Of course, discursive framings (and research) go further than just “what can be known.” Who can know it? How can things be known? In the case of the failed-device research, we see framings that similarly undermine the emancipatory rhetoric of the writeup. Who can know things? In this case, academic researchers, obviously, but researchers tempered by journalists: “Journalists were crucial ‘domain experts’ who fact-checked the algorithm’s results in real-time so computer scientists could tweak it to improve accuracy.”

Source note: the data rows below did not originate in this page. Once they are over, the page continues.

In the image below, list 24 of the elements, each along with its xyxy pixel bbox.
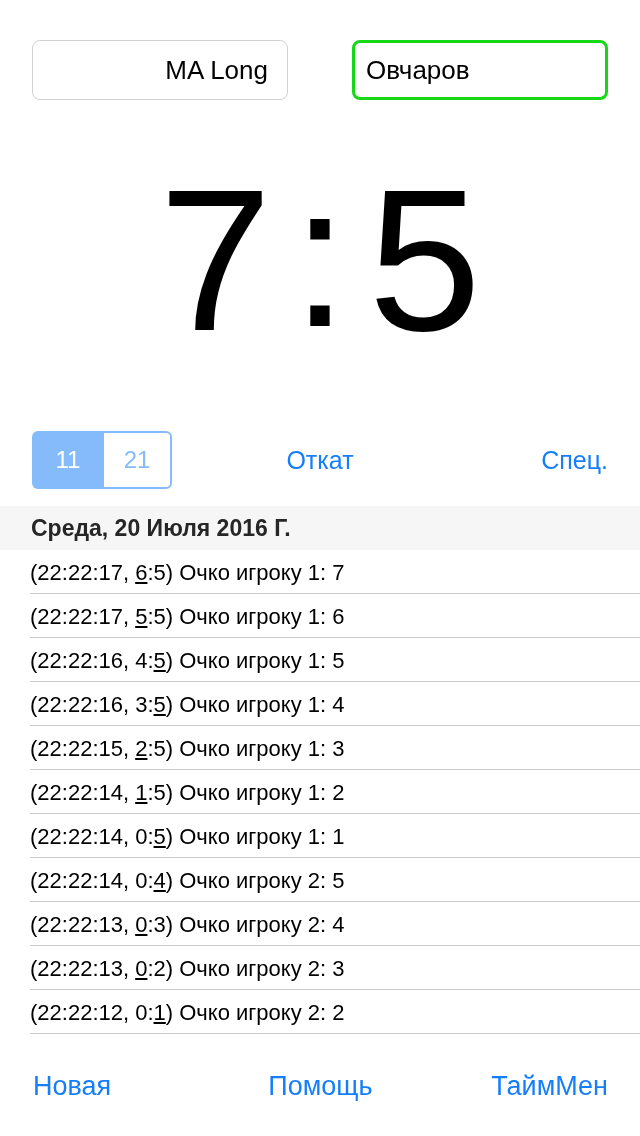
timeout-button[interactable]: ТаймМен [491, 1070, 608, 1103]
segment-tab[interactable]: 21 [102, 431, 172, 489]
help-button[interactable]: Помощь [268, 1070, 373, 1103]
undo-button[interactable]: Откат [286, 445, 354, 475]
new-game-button[interactable]: Новая [33, 1070, 112, 1103]
log-entry: (22:22:14, 0:5) Очко игроку 1: 1 [30, 822, 345, 850]
log-entry: (22:22:15, 2:5) Очко игроку 1: 3 [30, 734, 345, 762]
log-entry: (22:22:12, 0:1) Очко игроку 2: 2 [30, 998, 345, 1026]
player-name-field[interactable]: Овчаров [352, 40, 608, 100]
special-button[interactable]: Спец. [541, 445, 608, 475]
log-entry: (22:22:16, 3:5) Очко игроку 1: 4 [30, 690, 345, 718]
log-entry: (22:22:13, 0:3) Очко игроку 2: 4 [30, 910, 345, 938]
log-entry: (22:22:17, 5:5) Очко игроку 1: 6 [30, 602, 345, 630]
date-header: Среда, 20 Июля 2016 Г. [0, 506, 640, 550]
log-entry: (22:22:13, 0:2) Очко игроку 2: 3 [30, 954, 345, 982]
log-entry: (22:22:17, 6:5) Очко игроку 1: 7 [30, 558, 345, 586]
log-entry: (22:22:14, 0:4) Очко игроку 2: 5 [30, 866, 345, 894]
log-entry: (22:22:16, 4:5) Очко игроку 1: 5 [30, 646, 345, 674]
score-value: 5 [368, 158, 482, 361]
player-name-field[interactable]: MA Long [32, 40, 288, 100]
score-separator: : [291, 154, 349, 357]
log-entry: (22:22:14, 1:5) Очко игроку 1: 2 [30, 778, 345, 806]
segment-tab[interactable]: 11 [32, 431, 102, 489]
score-value: 7 [158, 158, 272, 361]
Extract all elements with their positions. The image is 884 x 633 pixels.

This choice about what constitutes expertise is interesting and telling. The research team might have considered the domain expertise of medical sociologists, who could have told the team that doctors’ use of pronouns in medical notes is about as reliable as a marzipan blowtorch. But more vitally, given the rhetoric of emancipation, is that there’s no role for the patient here. While the effort is portrayed as better than a purely technical approach, more grounded and closer to reality, it is still treated as something best undertaken by a certain type of expert and professional. The patient is absent — except, of course, through their data. As data, the patient is vital; the patient serves as a resource, an object to be classified and assessed and refined on the heteronormative and essentialist premise the research team is deploying. That patients may not have explicitly consented to be in the database is secondary; that the research team may be wrong, may be denying the patient’s experiences and identities, is irrelevant to the individuals doing the analysis, to whom the patient is a resource for deployment in the name of “patients” overall.

If access to data is a powerful tool for illuminating injustices, what happens when we continue to portray professionals as the only viable “domain experts” for participating in its interpretation and analysis? As a researcher within the academy, I am constantly and painfully aware that, while holding me up as an authority on queer lives is marginally better than holding up some cis professor, I can ultimately speak only for myself. If we seek to understand medical biases solely through an expert view, when those not afforded expertise are already marginalized within medicine, it’s hard to see how we’ve substantially changed the power relations that cause these injustices. In fact, by appearing (but only appearing) to tackle them, we may make things worse.

Yes, the failed-device research illuminates a matter on which we lacked data. But the frame of knowing it reinforces has the effect of silencing marginalized voices while failing to be accountable or effectively transfer power to the patients who suffer the after-effects of medical bias and malpractice. That’s what we mean by discursive harms: articulating reality in a way that moves it forward but at the cost of silencing people who don’t fit the frame.

Data can be a powerful tool to challenge normative and dominant ways of thinking and doing things, but for that to be the case, it has to actually challenge. In particular it must challenge how problems are framed and who has the power to tell their own story. When researchers undertake data-driven work, even “for good,” they must do more than identify questions we don’t have answers to. We also have to attend to the questions we can’t ask, the speakers who can’t be heard, and how the frame we set in our research undermines (or reinforces) those boundaries or barriers.